Guernsey publishes economic overview

Posted: 09/01/2020

GavinStPier_200x200The States of Guernsey has published its latest Economic and Financial Stability Overview, which highlights an increase in its workforce and GDP, driven primarily by the finance sector and professional services and supported by a small growth in the population.

The data shows that GDP (a measure of the total size of the island's economy) continued to grow in real terms in 2018 by 1.7%. The growth in GDP in 2016 and 2017 has also been revised up to 3% and 4.6% respectively as more data has become available. 

Secondary economic indicators, such as employment and earnings, suggest GDP continued to grow in real terms through 2019 but that, when official estimates are published in the summer, they may show a slower rate of growth than the three previous years. 

Both UK and global growth rates are expected to be slightly less strong in 2020, and this should reflect positively on economic conditions in Guernsey as the year progresses.

Population growth

The population has begun to grow after several years of decline. Annual population growth rates accelerated at the end of 2018 as a result of fewer people moving away from the island, but the total size of the population is about 240 people less than at its peak in 2011. 

Conditions in the property market have stabilised. The total number of local market properties sold in the year has increased and there have been slight real increases in Local Market house prices in the third quarter of 2019 compared with a year earlier. 

Prices remain significantly lower in real terms that at their peak in 2013, which has meant buying and renting property in Guernsey has become more affordable. While still expensive relative to UK averages, the ratio of the average purchase price of a property to median earnings has fallen from 15.2 in 2013 to 12.6.

Median earnings have increased in real terms by 0.9%, with Guernsey's low unemployment levels meaning there is demand and competition for workers.

There is substanial variation in median earnings – the finance sector, for example, has median earnings of £46,400, significantly higher than the median for the economy as a whole. 

The overall participation rate – a measure of those who are economically active – remains strong at 78%.

Finance employment

Employment in the finance sector continued to grow year on year to June 2019, as did employment in professional and business services and information and communications. The finance sector remains the largest sector in terms of private sector employment, employing 19.2% of the workforce. 

However, employment in more domestically focused sectors such as construction and retail declined slightly over the same period.

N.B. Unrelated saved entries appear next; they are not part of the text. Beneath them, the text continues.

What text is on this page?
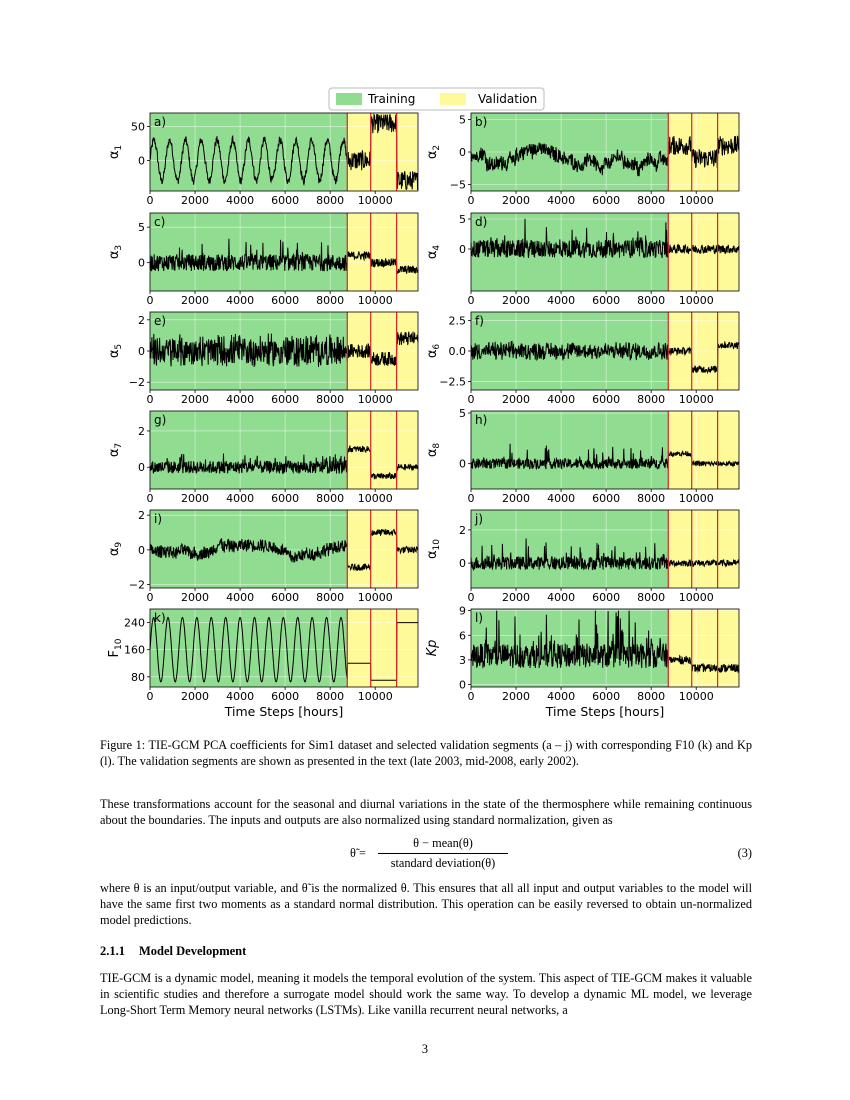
Training	Validation
0	2000 4000 6000 8000 10000
0
50 a)
$\alpha_1$
0	2000 4000 6000 8000 10000
−5
0
5 b)
$\alpha_2$
0	2000 4000 6000 8000 10000
0
5 c)
$\alpha_3$
0	2000 4000 6000 8000 10000
0
5 d)
$\alpha_4$
0	2000 4000 6000 8000 10000
−2
0
2 e)
$\alpha_5$
0	2000 4000 6000 8000 10000
−2.5
0.0
2.5 f)
$\alpha_6$
0	2000 4000 6000 8000 10000
0
2
g)
$\alpha_7$
0	2000 4000 6000 8000 10000
0
5 h)
$\alpha_8$
0	2000 4000 6000 8000 10000
−2
0
2 i)
$\alpha_9$
0	2000 4000 6000 8000 10000
0
2
j)
$\alpha_{10}$
0	2000 4000 6000 8000 10000
80
160
240 k)
$F_{10}$
Time Steps [hours]
0	2000 4000 6000 8000 10000
0
3
6
9 l)
Kp
Time Steps [hours]
Figure 1: TIE-GCM PCA coefficients for Sim1 dataset and selected validation segments (a – j) with corresponding F10 (k) and Kp (l). The validation segments are shown as presented in the text (late 2003, mid-2008, early 2002).
These transformations account for the seasonal and diurnal variations in the state of the thermosphere while remaining continuous about the boundaries. The inputs and outputs are also normalized using standard normalization, given as
θ̃ =
θ − mean(θ)
standard deviation(θ)
(3)
where θ is an input/output variable, and θ̃ is the normalized θ. This ensures that all all input and output variables to the model will have the same first two moments as a standard normal distribution. This operation can be easily reversed to obtain un-normalized model predictions.
2.1.1 Model Development
TIE-GCM is a dynamic model, meaning it models the temporal evolution of the system. This aspect of TIE-GCM makes it valuable in scientific studies and therefore a surrogate model should work the same way. To develop a dynamic ML model, we leverage Long-Short Term Memory neural networks (LSTMs). Like vanilla recurrent neural networks, a
3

Deputy Gavin St Pier (pictured), President of the Policy & Resources Committee, said: "There are a lot of positive signs for our economy, and the growth in GDP and islanders' earnings are welcome. The small increase in our population size is also a good sign.

"This performance doesn't just happen but is a result of years of effort and discipline and the maintenance of stability. However, we cannot take this for granted. As a small, open economy, we remain more vulnerable than large economies, so there is no room for complacency."